Didn't Bishop Fellay tell us we did not have to worry about the SSPX ever changing its Statutes as a result of its pursuit of a practical accord with modernist Rome?
Well, here is an excerpt from the SSPX Statutes (1976 version, augmented by the General Chapter of 1982) vs the new policy (which will necessarily result in....changing the Statutes):
"5. The entry into the Fraternity is realized for the clergy through the commitment, publicly expressed before the Superior General or his delegate and before the Blessed Sacrament, to remain faithful to the statutes. This commitment cannot take place before a year of preparation in a house of the Fraternity.

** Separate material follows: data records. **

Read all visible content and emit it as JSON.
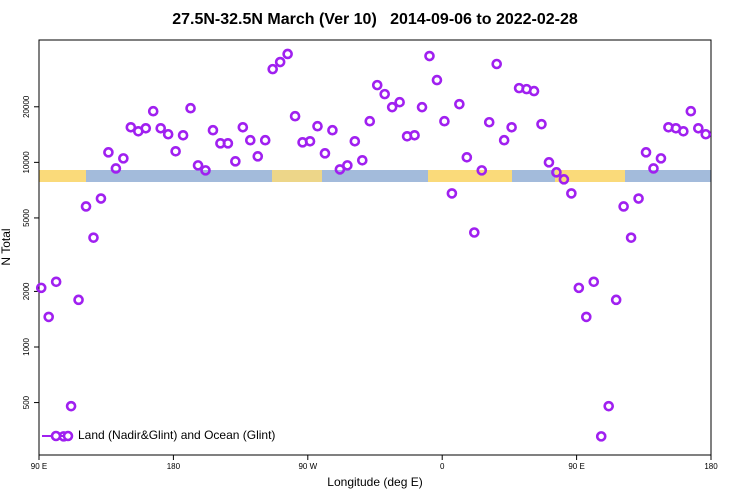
{
  "chart_data": {
    "type": "scatter",
    "title": "27.5N-32.5N March (Ver 10)   2014-09-06 to 2022-02-28",
    "x_label": "Longitude (deg E)",
    "y_label": "N Total",
    "xlim": [
      90,
      540
    ],
    "xticks": [
      {
        "value": 90,
        "label": "90 E"
      },
      180,
      {
        "value": 270,
        "label": "90 W"
      },
      {
        "value": 360,
        "label": "0"
      },
      {
        "value": 450,
        "label": "90 E"
      },
      {
        "value": 540,
        "label": "180"
      }
    ],
    "ylim": [
      260,
      46000
    ],
    "yscale": "log",
    "yticks": [
      500,
      1000,
      2000,
      5000,
      10000,
      20000
    ],
    "legend": "lower left",
    "series": [
      {
        "name": "Land (Nadir&Glint) and Ocean (Glint)",
        "color": "#a020f0",
        "x": [
          91.5,
          96.5,
          101.5,
          106.5,
          111.5,
          116.5,
          121.5,
          126.5,
          131.5,
          136.5,
          141.5,
          146.5,
          151.5,
          156.5,
          161.5,
          166.5,
          171.5,
          176.5,
          181.5,
          186.5,
          191.5,
          196.5,
          201.5,
          206.5,
          211.5,
          216.5,
          221.5,
          226.5,
          231.5,
          236.5,
          241.5,
          246.5,
          251.5,
          256.5,
          261.5,
          266.5,
          271.5,
          276.5,
          281.5,
          286.5,
          291.5,
          296.5,
          301.5,
          306.5,
          311.5,
          316.5,
          321.5,
          326.5,
          331.5,
          336.5,
          341.5,
          346.5,
          351.5,
          356.5,
          361.5,
          366.5,
          371.5,
          376.5,
          381.5,
          386.5,
          391.5,
          396.5,
          401.5,
          406.5,
          411.5,
          416.5,
          421.5,
          426.5,
          431.5,
          436.5,
          441.5,
          446.5,
          451.5,
          456.5,
          461.5,
          466.5,
          471.5,
          476.5,
          481.5,
          486.5,
          491.5,
          496.5,
          501.5,
          506.5,
          511.5,
          516.5,
          521.5,
          526.5,
          531.5,
          536.5
        ],
        "values": [
          2090,
          1455,
          2255,
          328,
          478,
          1800,
          5770,
          3910,
          6370,
          11330,
          9270,
          10510,
          15490,
          14730,
          15300,
          18930,
          15300,
          14200,
          11480,
          14020,
          19650,
          9630,
          9050,
          14930,
          12680,
          12680,
          10130,
          15490,
          13180,
          10780,
          13180,
          31990,
          34950,
          38640,
          17780,
          12840,
          13010,
          15700,
          11190,
          14930,
          9160,
          9630,
          13010,
          10260,
          16710,
          26200,
          23420,
          19900,
          21180,
          13840,
          14020,
          19900,
          37670,
          27900,
          16710,
          6790,
          20660,
          10650,
          4170,
          9050,
          16490,
          34100,
          13180,
          15490,
          25240,
          24930,
          24320,
          16100,
          10000,
          8830,
          8090,
          6790,
          2090,
          1455,
          2255,
          328,
          478,
          1800,
          5770,
          3910,
          6370,
          11330,
          9270,
          10510,
          15490,
          15300,
          14730,
          18930,
          15300,
          14200
        ]
      }
    ]
  }
}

6. Clerics during their formative years up to the sub-diaconate will make annual commitments. From the sub-diaconate they can commit for three years and after a new re-engagement of three years they can make a permanent commitment. For priests who would commit themselves to the Fraternity they must make at least one commitment of three years before their final commitment. The brothers, according to their particular statutes, after six years of temporary vows, that is to say two times three years, make perpetual vows."
NB: The new policy was first announced publicly in December, 2018. In all likelihood, therefore, it was agreed to change them at the 2018 General Chapter. The change is certainly related to the pursuit of an accord with modernist Rome (i.e., coming into conformity with the 1983 CIC: With the SSPX now arguing "the state of necessity recedes," they no longer have any theological justification for deviating from the canon law of the conciliar church).